The first report of a vaginal leiomyoma was made by Denys de Leyden in 1733 [9]. It generally occurs in 35-50 year-old women and characteristically arises from the anterior vaginal wall in the midline [10]. It is more commonly found in Caucasian women. Although the origin is not clear, it most likely arises from local artery musculature and embryonal rests [9]. It typically appears to be a firm, non-tender, non-fluctuant vaginal mass with a smooth surface and no associated discharge on physical examination. It may be asymptomatic to begin with due to the elasticity of the vagina but may cause bladder outlet obstruction or mass related symptoms [8].

The American College of Radiology recommends ultrasound as the first-line imaging modality for vaginal masses [11]. Its main drawbacks are operator dependence and the fact that the transducer may bypass the perineum or vagina when inserted into the anterior or posterior fornix.

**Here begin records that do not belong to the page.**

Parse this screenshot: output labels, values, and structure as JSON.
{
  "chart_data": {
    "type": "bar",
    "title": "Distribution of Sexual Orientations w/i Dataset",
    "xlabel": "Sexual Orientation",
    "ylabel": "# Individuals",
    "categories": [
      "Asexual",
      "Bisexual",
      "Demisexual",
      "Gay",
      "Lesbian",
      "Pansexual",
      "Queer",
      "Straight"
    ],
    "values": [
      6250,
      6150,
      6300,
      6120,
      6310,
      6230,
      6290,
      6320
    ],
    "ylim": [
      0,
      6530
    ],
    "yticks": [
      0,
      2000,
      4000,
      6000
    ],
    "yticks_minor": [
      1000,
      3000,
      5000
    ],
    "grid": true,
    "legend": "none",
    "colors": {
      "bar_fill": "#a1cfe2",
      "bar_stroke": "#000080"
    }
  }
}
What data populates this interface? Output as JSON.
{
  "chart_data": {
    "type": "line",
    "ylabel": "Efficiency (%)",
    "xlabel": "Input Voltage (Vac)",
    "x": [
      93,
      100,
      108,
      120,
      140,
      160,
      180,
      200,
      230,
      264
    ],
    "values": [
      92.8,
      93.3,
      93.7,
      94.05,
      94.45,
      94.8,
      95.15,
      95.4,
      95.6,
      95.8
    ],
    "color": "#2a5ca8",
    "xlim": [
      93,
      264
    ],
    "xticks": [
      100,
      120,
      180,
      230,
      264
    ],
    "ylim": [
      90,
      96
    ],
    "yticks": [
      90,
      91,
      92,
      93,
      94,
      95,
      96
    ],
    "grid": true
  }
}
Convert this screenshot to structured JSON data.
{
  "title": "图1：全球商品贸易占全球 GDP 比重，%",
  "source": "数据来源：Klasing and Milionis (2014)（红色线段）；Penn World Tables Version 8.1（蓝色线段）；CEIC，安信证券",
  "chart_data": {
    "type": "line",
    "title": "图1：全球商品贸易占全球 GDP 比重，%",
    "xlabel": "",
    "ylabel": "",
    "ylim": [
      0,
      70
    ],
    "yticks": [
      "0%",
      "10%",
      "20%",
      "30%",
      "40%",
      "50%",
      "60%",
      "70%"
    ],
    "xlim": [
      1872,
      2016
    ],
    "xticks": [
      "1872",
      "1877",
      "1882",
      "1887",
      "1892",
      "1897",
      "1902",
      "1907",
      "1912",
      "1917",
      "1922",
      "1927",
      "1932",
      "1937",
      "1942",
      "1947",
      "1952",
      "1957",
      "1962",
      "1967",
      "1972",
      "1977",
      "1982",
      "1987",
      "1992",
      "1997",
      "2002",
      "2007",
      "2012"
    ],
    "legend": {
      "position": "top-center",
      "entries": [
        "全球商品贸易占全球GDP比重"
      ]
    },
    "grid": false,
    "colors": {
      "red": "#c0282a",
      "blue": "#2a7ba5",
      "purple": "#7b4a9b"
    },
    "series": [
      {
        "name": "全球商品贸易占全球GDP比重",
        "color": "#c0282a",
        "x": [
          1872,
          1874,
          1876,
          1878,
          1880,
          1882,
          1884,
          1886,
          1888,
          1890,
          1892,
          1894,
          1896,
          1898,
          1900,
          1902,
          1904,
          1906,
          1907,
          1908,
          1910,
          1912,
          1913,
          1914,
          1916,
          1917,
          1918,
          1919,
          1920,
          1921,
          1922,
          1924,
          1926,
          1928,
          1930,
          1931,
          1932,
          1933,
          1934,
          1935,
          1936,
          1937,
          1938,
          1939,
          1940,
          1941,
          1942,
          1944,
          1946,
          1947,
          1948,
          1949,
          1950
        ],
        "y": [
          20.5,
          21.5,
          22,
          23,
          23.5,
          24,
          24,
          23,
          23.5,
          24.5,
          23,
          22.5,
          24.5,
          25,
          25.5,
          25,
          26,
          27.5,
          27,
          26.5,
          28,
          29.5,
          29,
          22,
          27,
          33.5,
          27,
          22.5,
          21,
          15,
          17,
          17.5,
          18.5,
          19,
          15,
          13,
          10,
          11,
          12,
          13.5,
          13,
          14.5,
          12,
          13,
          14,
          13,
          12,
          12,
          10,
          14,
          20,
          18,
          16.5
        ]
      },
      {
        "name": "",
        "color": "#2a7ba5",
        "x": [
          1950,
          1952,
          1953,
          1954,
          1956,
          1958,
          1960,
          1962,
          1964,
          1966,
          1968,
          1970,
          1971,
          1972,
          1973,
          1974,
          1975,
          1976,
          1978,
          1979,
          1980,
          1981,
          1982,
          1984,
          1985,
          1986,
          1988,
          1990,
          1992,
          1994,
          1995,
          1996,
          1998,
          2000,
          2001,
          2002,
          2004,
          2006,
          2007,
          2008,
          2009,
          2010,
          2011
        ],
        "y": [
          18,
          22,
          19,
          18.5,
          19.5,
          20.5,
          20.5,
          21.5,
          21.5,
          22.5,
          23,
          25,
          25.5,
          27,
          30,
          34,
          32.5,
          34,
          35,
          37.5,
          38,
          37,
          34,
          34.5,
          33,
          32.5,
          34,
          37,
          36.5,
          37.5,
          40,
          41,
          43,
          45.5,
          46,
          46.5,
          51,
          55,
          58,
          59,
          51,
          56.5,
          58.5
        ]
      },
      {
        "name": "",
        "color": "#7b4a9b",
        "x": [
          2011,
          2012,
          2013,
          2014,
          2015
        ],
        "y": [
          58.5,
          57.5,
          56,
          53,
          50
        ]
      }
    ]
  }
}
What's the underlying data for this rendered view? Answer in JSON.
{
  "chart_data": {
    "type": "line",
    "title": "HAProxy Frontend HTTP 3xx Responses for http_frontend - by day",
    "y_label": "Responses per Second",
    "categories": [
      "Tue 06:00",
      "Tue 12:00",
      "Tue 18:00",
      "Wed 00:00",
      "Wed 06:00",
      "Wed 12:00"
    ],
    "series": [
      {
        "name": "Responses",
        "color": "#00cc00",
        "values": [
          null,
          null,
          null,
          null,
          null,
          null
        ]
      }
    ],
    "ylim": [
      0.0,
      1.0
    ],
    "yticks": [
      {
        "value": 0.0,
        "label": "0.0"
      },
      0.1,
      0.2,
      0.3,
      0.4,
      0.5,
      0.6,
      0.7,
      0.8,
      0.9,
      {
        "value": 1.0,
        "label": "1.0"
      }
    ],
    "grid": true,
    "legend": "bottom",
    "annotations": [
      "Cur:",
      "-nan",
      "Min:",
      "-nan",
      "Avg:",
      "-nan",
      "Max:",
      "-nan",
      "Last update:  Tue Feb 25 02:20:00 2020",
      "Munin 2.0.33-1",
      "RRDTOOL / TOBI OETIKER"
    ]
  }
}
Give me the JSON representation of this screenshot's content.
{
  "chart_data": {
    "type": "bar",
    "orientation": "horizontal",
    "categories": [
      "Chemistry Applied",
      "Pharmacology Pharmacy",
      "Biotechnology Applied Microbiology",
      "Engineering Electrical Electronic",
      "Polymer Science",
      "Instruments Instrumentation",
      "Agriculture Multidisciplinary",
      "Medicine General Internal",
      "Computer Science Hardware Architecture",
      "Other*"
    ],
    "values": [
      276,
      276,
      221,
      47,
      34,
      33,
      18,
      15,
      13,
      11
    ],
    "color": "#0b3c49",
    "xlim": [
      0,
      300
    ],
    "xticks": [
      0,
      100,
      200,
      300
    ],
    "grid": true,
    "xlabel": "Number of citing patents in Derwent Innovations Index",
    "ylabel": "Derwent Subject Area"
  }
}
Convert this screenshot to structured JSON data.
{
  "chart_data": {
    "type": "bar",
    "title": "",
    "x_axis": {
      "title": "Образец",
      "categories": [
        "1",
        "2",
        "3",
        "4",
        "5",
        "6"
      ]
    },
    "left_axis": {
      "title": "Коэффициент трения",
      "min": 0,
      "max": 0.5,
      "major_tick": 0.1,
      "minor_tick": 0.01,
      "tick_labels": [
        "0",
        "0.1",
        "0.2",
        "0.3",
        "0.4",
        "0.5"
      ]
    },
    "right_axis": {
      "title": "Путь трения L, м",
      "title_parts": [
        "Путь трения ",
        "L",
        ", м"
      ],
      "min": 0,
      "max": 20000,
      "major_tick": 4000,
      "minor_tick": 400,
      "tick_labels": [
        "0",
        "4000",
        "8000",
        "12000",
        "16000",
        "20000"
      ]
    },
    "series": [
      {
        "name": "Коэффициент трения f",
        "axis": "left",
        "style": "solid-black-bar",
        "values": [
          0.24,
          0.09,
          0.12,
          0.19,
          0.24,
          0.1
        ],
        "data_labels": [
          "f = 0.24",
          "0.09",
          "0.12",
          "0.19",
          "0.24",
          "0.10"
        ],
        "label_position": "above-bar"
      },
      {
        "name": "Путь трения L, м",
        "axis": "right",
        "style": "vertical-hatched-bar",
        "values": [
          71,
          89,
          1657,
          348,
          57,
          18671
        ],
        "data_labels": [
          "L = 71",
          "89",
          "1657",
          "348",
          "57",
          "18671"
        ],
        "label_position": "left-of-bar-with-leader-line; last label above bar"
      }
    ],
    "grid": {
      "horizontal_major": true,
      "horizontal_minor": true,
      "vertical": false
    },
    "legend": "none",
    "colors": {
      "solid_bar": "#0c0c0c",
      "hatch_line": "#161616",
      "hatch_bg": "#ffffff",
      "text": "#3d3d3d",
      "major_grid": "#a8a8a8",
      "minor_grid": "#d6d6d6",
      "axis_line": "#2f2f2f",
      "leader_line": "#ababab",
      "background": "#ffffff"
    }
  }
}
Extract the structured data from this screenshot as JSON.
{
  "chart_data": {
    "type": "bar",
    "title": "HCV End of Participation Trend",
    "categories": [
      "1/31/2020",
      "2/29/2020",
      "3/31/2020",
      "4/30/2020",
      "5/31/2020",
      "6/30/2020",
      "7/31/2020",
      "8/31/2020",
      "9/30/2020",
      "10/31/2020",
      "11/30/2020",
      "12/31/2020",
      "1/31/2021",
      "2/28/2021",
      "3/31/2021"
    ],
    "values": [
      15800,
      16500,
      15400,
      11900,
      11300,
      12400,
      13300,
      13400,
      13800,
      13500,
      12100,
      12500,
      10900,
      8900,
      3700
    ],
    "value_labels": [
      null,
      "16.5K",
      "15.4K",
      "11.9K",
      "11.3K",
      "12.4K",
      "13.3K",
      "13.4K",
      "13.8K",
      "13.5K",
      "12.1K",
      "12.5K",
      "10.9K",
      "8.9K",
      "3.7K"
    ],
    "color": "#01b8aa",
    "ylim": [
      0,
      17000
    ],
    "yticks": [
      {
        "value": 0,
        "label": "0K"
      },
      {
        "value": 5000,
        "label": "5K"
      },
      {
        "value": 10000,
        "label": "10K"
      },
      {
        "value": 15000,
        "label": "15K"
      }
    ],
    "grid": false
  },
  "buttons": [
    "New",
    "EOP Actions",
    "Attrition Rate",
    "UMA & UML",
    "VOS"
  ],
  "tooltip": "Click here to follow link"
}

If the imaging is inconclusive or non-diagnostic, a pelvic MRI is recommended [12].

Surgical excision via a vaginal approach is the preferred treatment, since the specimen can be thoroughly examined, and foci of malignant degeneration can be excluded [9,10]. The use of a urethral catheter during the procedure may help in tissue dissection and aid in preventing and identifying urethral injury. If skeletonization of the urethral and bladder support occurs due to dissection, a colporrhaphy/pubourethral plication must be performed [9]. The abdominal approach for excision should only be resorted to if the lesion is unapproachable via the vaginal route or if it involves the vaginal fornices [4].

Epitheloid leiomyomas of the genital tract are very rare [13]. Tavassoli and Norris in their review of the pathological features of 60 cases of vaginal smooth muscle tumours found two of them to be epithelioid leiomyomas [14]. When the morphological diagnosis is difficult, biomarkers like p16, p53 and ki-67 can be utilised to anticipate the behaviour of the tumour [15]. Zhao, et al. followed up 16 patients with epithelioid vulval leiomyoma after excision and found that 3 of them had recurrences at 11 months, 1 year and 10 years postoperatively [16]. Hence, long term follow up is advised [13].

Conclusion


Epitheloid leiomyomas are very rare. Surgical excision and histopathologic examination is generally required to confirm the diagnosis and to exclude the presence of a sarcoma. Long term follow up is advised as late recurrences may occur.

Disclosure Statement


None of the authors have a conflict of interest.